Uma pesquisa fez o primeiro levantamento científico das espécies de aves residentes, endêmicas e migratórias, do vale da Quietude, localizado em Ibiúna (SP), município que fica a cerca de 70 quilômetros da cidade de São Paulo, na serra de Paranapiacaba – uma região da serra do Mar que se estende pelo sul do Estado. O inventário, publicado em 20 de dezembro no periódico Revista do Instituto Florestal, registrou 239 espécies, preenchendo uma lacuna no conhecimento sobre a biodiversidade local.
A Mata Atlântica, bioma no qual a região está inserida, é estudada ornitologicamente há cerca de 200 anos. Mas ainda há áreas com pouca ou nenhuma informação sobre a biodiversidade, que é grande e varia de acordo com características locais, como hábitat, temperatura e altitude.
“A serra de Paranapiacaba passou por processos de desmatamento no passado e hoje encontramos ali florestas muito bem preservadas e outras que estão se recuperando. Como a mata atlântica tem uma elevada biodiversidade, esperávamos encontrar uma quantidade grande de aves, mas conseguimos registrar ainda mais do que imaginávamos”, conta o ornitólogo Fabio Schunck, do Comitê Brasileiro de Registros Ornitológicos e autor do artigo.
Entre as 239 espécies registradas na área, entre os anos de 2022 e 2023, duas delas estão ameaçadas de extinção: a saíra-sapucaia (Stilpnia peruviana) e o tauató-pintado (Accipiter poliogaster), um tipo raro de gavião florestal.
Isso demonstra que a área, uma propriedade particular, está protegida e que as aves estão seguras ali — podem se reproduzir e viver tranquilamente para que tenham a possibilidade de sair da lista de espécies ameaçadas”, diz Schunck.
As espécies encontradas na área analisada seguem o padrão existente na região adjacente ao norte da serra do Mar. Assim, a pesquisa acrescenta mais uma peça ao quebra-cabeças do conhecimento sobre a biodiversidade local, indicando que a mudança de espécies na serra de Paranapiacaba começa a ocorrer em algum limite mais ao sul.
“Avançamos com esse estudo, mas novas pesquisas na região precisam ser feitas para determinar melhor onde está esse limite entre as distribuições geográficas das espécies e caracterizar com maior precisão a biodiversidade da serra de Paranapiacaba”, afirma o cientista.
Trabalho com ciência cidadã
A pesquisa de campo foi feita em quatro visitas entre abril de 2022 e agosto de 2023. Cada visita durou sete dias e aconteceu em uma estação diferente do ano para ampliar a variedade de espécies detectadas e suas sazonalidades de ocorrência.
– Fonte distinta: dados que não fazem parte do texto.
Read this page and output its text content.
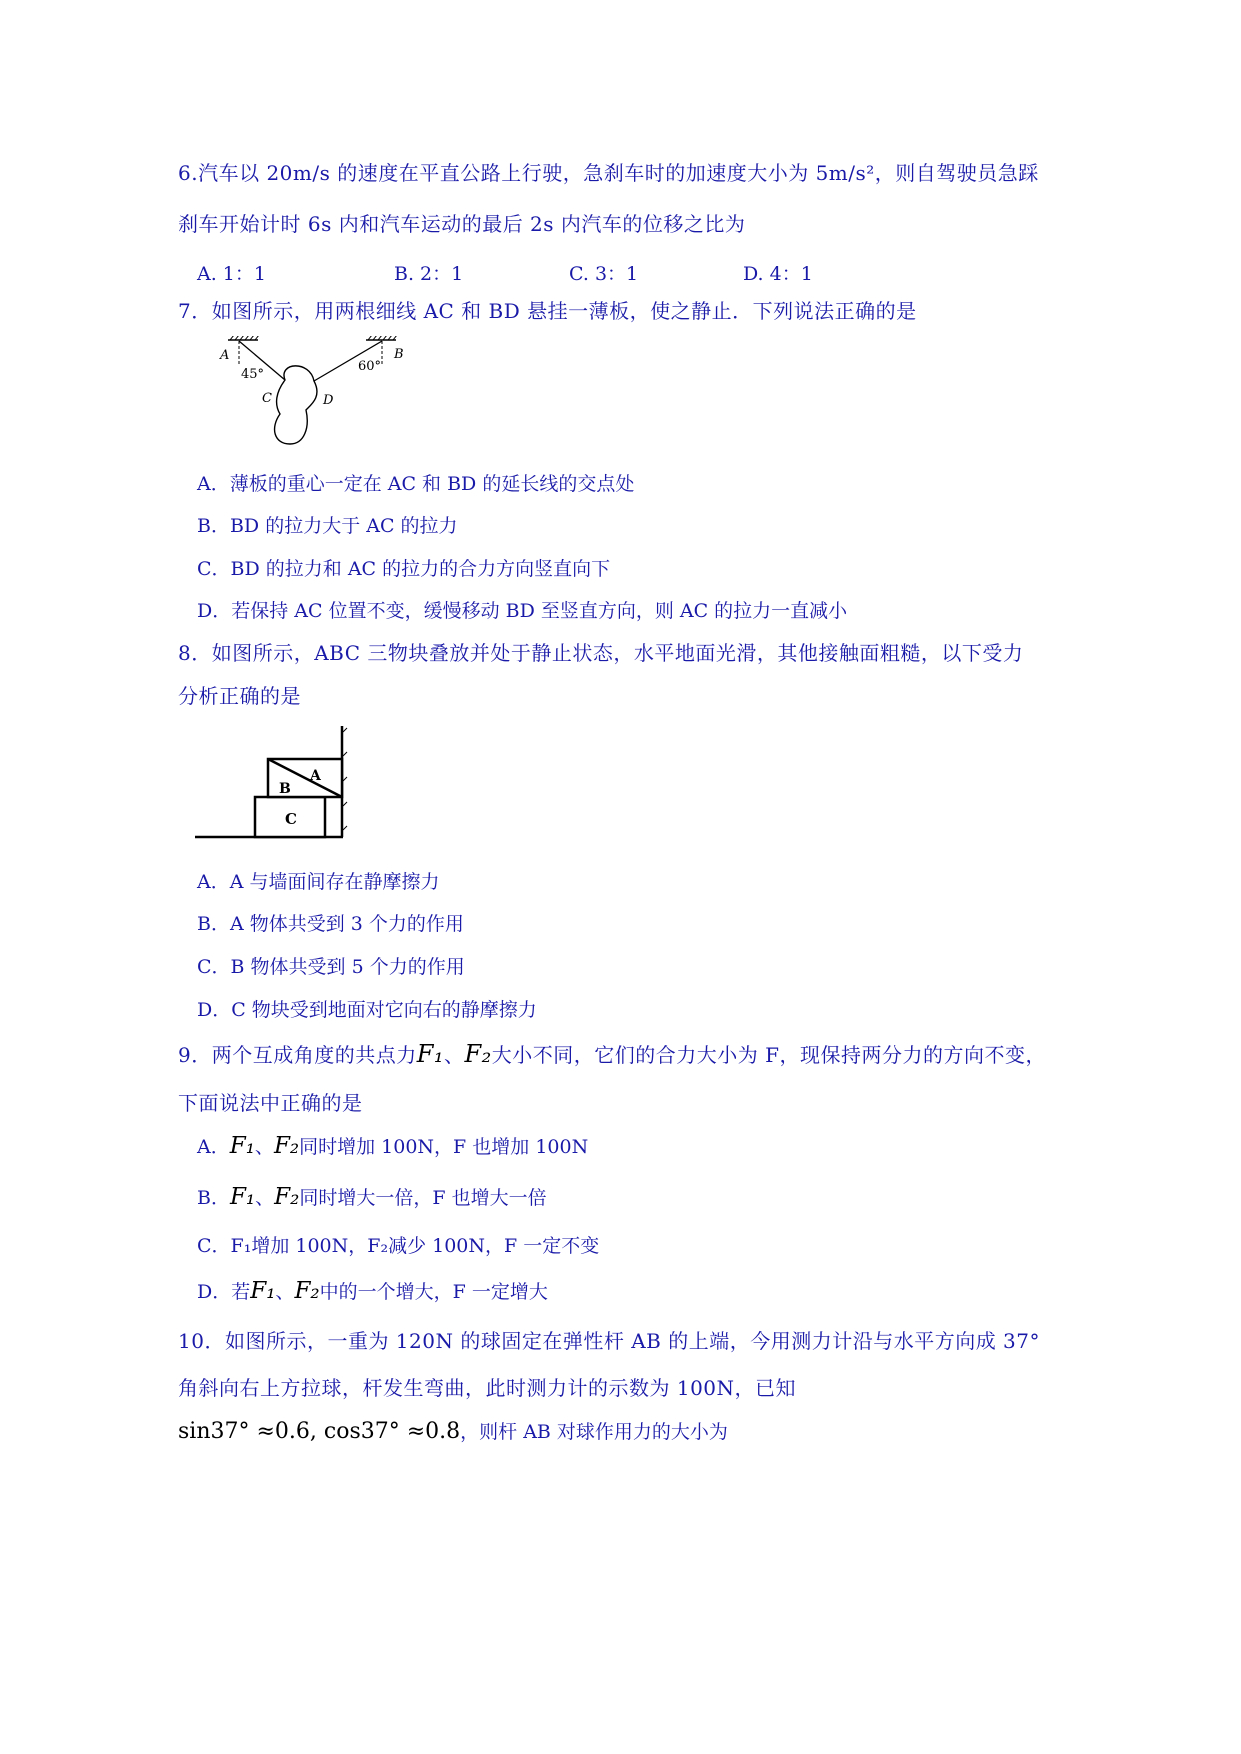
6.汽车以 20m/s 的速度在平直公路上行驶，急刹车时的加速度大小为 5m/s²，则自驾驶员急踩
刹车开始计时 6s 内和汽车运动的最后 2s 内汽车的位移之比为
A. 1：1	B. 2：1	C. 3：1	D. 4：1
7．如图所示，用两根细线 AC 和 BD 悬挂一薄板，使之静止．下列说法正确的是
A	B
45°
60°
C	D
A．薄板的重心一定在 AC 和 BD 的延长线的交点处
B．BD 的拉力大于 AC 的拉力
C．BD 的拉力和 AC 的拉力的合力方向竖直向下
D．若保持 AC 位置不变，缓慢移动 BD 至竖直方向，则 AC 的拉力一直减小
8．如图所示，ABC 三物块叠放并处于静止状态，水平地面光滑，其他接触面粗糙，以下受力
分析正确的是
A
B
C
A．A 与墙面间存在静摩擦力
B．A 物体共受到 3 个力的作用
C．B 物体共受到 5 个力的作用
D．C 物块受到地面对它向右的静摩擦力
9．两个互成角度的共点力F₁、F₂大小不同，它们的合力大小为 F，现保持两分力的方向不变，
下面说法中正确的是
A．F₁、F₂同时增加 100N，F 也增加 100N
B．F₁、F₂同时增大一倍，F 也增大一倍
C．F₁增加 100N，F₂减少 100N，F 一定不变
D．若F₁、F₂中的一个增大，F 一定增大
10．如图所示，一重为 120N 的球固定在弹性杆 AB 的上端，今用测力计沿与水平方向成 37°
角斜向右上方拉球，杆发生弯曲，此时测力计的示数为 100N，已知
sin37° ≈0.6, cos37° ≈0.8，则杆 AB 对球作用力的大小为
Os registros foram feitos em foto e áudio do canto das aves. O pesquisador contou ainda com o suporte de informações geradas por pessoas que não são cientistas para analisar a biodiversidade do local, prática conhecida como ciência cidadã.
Ao longo dos últimos nove anos, observadores de aves registraram em uma plataforma digital própria para dados do tipo, o eBird, a presença de 238 espécies na região do vale da Quietude. Juntando os dados coletados em campo com aqueles disponíveis on-line na plataforma, o número de espécies de aves com algum registro chega a 259.
Segundo o pesquisador, o levantamento ajuda a fomentar a observação de aves, atividade ligada ao turismo ecológico que cresce no país e ajuda a conservar florestas e animais. O catálogo de aves que vivem ali pode atrair os praticantes da atividade, gerando novas fontes de renda para a região e fortalecendo a conservação da natureza local. “Queremos que a região passe a ser frequentada por observadores de aves, que vão registrar novas espécies e ampliar esse inventário. Esse é um processo contínuo”, diz.
Os registros feitos por Schunck também foram disponibilizados no eBird para incentivar a visita de observadores e fornecer dados para outras pesquisas feitas em qualquer lugar do planeta.